President Barack Obama reassured Howard University graduates during his commencement address last Saturday, "If you had to choose a time to be, in the words of Lorraine Hansberry, ‘young, gifted, and black’ in America, you would choose right now."
But a new survey of American teens by Newsweek suggests teens today aren’t as confident that racial discrimination in America is better than American teens 50 years.
After polling 2,057 teenagers ages 13 to 17, the survey showed that 82 percent of American teens today believe racial discrimination is a problem for their generation, whereas only 44 percent of teens in 1966 had this attitude. The difference is especially stark for black teenagers: 91 percent of black teens now believe racial discrimination is here to stay, compared with 33 percent of their 1966 counterparts.
These statistics paint a grim picture for racial progress: What does it mean for today’s teens to have a more grim outlook on the state of race in America at the end of the second term of the first black president compared with teens half a century ago who were just beginning to feel the impact of desegregated schools?

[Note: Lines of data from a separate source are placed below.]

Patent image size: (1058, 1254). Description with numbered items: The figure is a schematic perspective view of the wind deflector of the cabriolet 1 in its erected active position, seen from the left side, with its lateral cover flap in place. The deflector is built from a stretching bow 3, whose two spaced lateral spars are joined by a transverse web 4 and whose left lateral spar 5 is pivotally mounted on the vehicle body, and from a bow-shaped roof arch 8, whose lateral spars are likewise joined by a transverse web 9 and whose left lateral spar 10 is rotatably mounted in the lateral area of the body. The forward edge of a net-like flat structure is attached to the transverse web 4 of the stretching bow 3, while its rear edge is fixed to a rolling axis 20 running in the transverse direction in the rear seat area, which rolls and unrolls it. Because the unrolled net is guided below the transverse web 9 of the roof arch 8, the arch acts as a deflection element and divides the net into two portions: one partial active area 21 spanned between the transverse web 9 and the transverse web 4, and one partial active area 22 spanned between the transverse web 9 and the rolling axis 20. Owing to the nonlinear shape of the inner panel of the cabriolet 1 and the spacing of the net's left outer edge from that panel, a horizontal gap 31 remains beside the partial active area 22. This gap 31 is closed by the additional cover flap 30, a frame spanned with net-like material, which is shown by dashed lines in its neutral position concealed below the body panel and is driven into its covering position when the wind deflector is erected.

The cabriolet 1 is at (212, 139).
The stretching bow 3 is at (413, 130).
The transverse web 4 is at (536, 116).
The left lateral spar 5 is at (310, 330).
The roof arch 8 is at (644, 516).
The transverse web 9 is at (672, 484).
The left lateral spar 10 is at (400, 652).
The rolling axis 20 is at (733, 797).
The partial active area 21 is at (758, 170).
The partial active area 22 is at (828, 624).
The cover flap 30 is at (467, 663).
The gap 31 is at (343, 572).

Racism certainly hasn’t gone away. But the divergence between these two generations doesn’t necessarily mean racism is worse. Instead, racism is experienced differently. Contemporary teens may see the dreams of their predecessors more like dreams deferred.
"Teenagers are growing up under this black president, yet at the end of his presidency we are seeing a constant stream of police killings and a new civil rights movement that’s really turning the narrative on its head," New York Times journalist Nikole Hannah-Jones told Newsweek.
Millennials are considered the most racially diverse generation in American history and are generally more tolerant of racial differences than their predecessors. But that doesn’t make it any easier for them to grapple with race and racism today, especially when advances in technology give us all front-row seats to once-niche messages of hatred or videos of brutal police killings.
According to a 2014 ProPublica report on police shootings, black kids ages 15 to 19 were 21 times more likely to be killed by police than white kids who were the same age. Images of the murders of children like Tamir Rice, Trayvon Martin, and Michael Brown that are instantly accessible on the internet make this statistic much more palpable for teens today than those past.
But teens today aren't backing away from doing the work their predecessors engaged in generations ago. In addition to the emergence of online activism, Newsweek noted that the NAACP, a longstanding civil rights advocacy organization, has seen a 28 percent increase in its youth membership over the past two years.
"At a moment of conflict, crisis and challenge, rather than sliding into a civic and depressive funk, what do teens do?" asked NAACP president Cornell William Brooks. "They join organizations. They take to Twitter. They do something about it."
So while American teens may not believe America is where is should be in its path to eradicate racism, at least the youngest among us don’t deny that the problem continues to exist.